Charlie Bubeck was my father. Interestingly, his great grandson, a college student also named Charles (my name also, plus my son's name), discovered your blog about the Ozzie Nelson Orchestra, which featured your most kind comments about his great granddad Charlie Bubeck.
In 1941, when the war began, there was a great deal of war hysteria on the West coast (the Nelson band was playing the Red Skelton radio show), and after some reported Japanese submarine shelling of California coastal oil storage tanks, and occasional anti aircraft fire at unidentified objects over Los Angeles, my dad decided to leave the Nelson band and return to New York, where he joined the orchestra at the El Morocco nightclub. The leader at El Morocco was Chauncey Gray, who was also a former member of the Nelson band.
My dad worked many years at El Morocco. In those days, musicians had Mondays off, no paid vacation, and had to arrange a substitute from the Union if they were too sick to work. Dad maintained his union cards for N.Y. and California locals until he passed away.
The band also did short visits to the Pump Room in Chicago, and a country club in New Orleans.

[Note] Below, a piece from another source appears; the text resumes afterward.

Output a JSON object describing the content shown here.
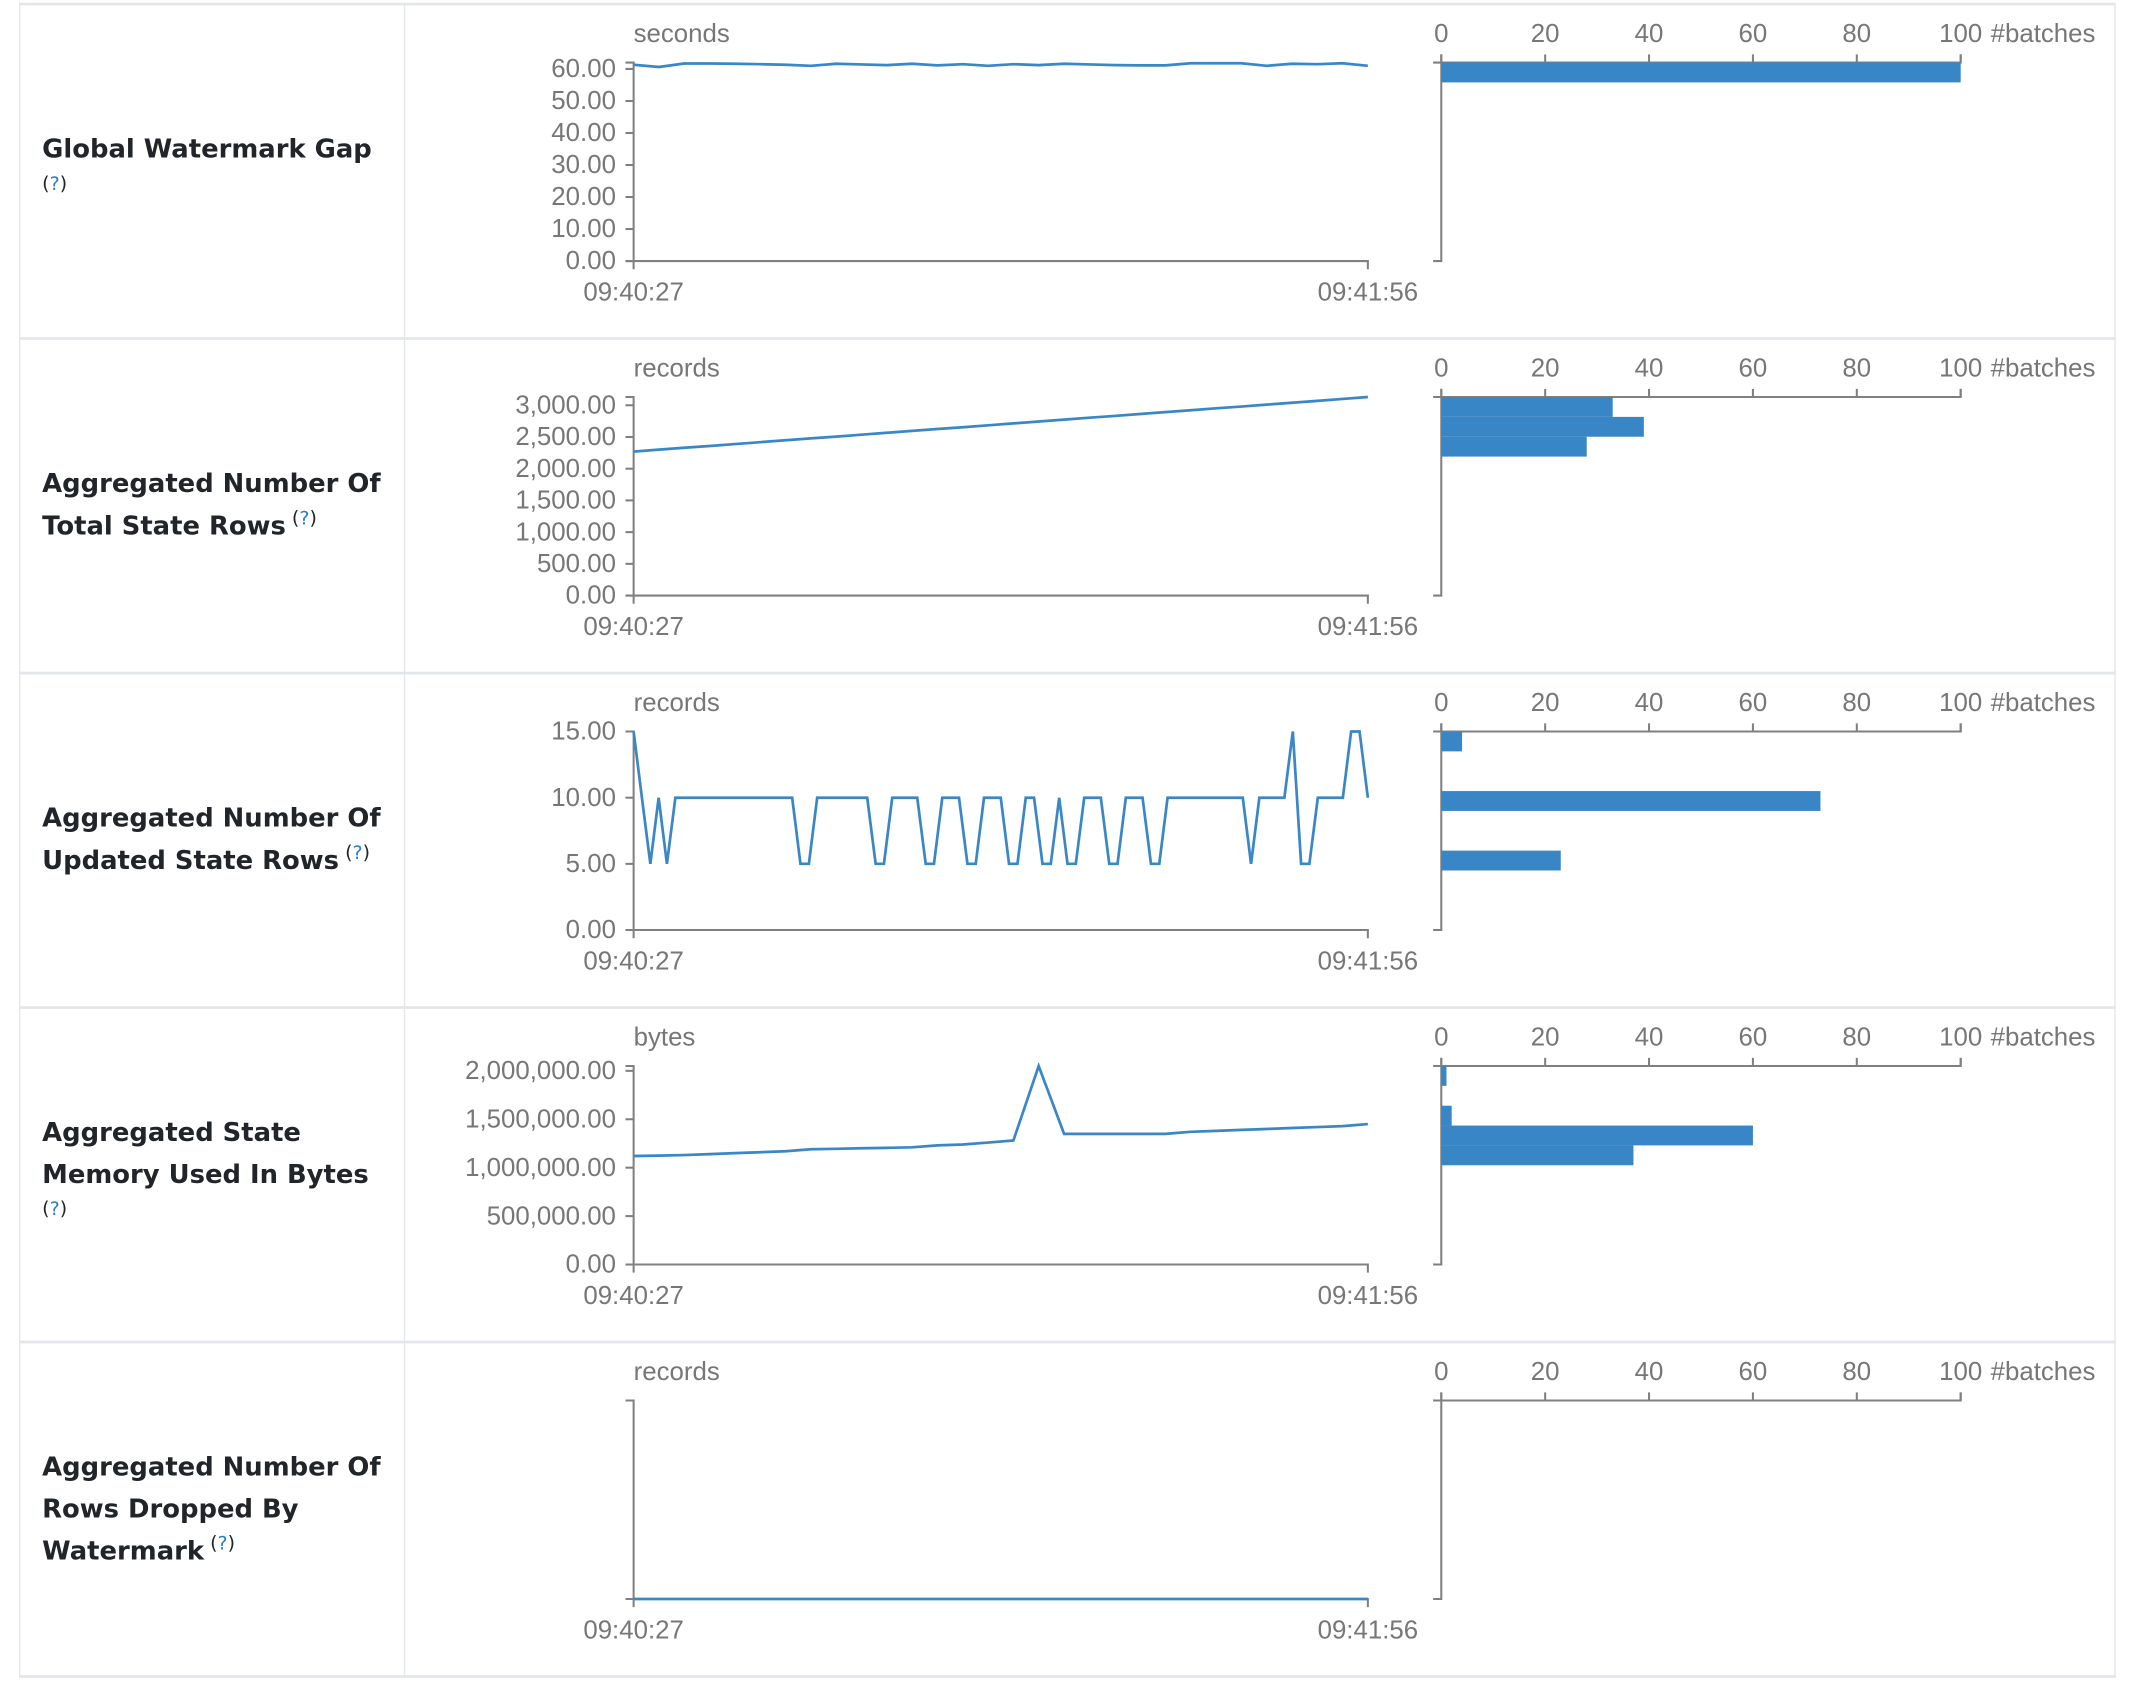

The El Morocco band was considered one of the top N.Y. cafe society bands, and Sherman Billingsly, owner of the Stork Club in New York hired Chauncey Gray to install a band in the Stork. My dad did all the arrangements for that band as well as for the Gray band.
Dad passed away in 1980 at age 71, after living contentedly in Columbia Maryland with his wife Helen (who continued corresponding with Harriet Nelson over the years). Helen, my mom, passed away at the age of 100 in 2010.

anyjazz said...

Many thanks! I found a copy! Apologies for being so late in my response.

Boe's Kid said...

Thanks so much for this. I really enjoyed reading it. My father was Boe Ashford although it is quite frequently spelled Bo in some articles. As well as the Casa Loma band he was with Kate Smith for a while and did some recordings, along with his brother Bob, with Red Nichols. He gave up his cornet when Ozzie and Harriet started their radio show at about the same time his marriage to my mother ended. After that he always found jobs where he could be "on the road". He loved driving and did so until he finally retired at 72. He lived his last twenty years here in Los Angeles and died at the age of 92 in 1997.
Carol Ashford McDonald

Dr Why said...

I just saw a couple of Ozzie Nelson Orchestra videos, and the sax solos were played on tenor. I'd like to know who that was. The fella played some nice notes.

Phil Vee said...

My Dad, Lester Valentine played tenor sax in Ozzie's band for a while - I think in the late 20s - 30s. I thought it was very interesting finding your blog about this band here. I used to watch the Ozzie & Harriet show when I was a youngster in south Florida.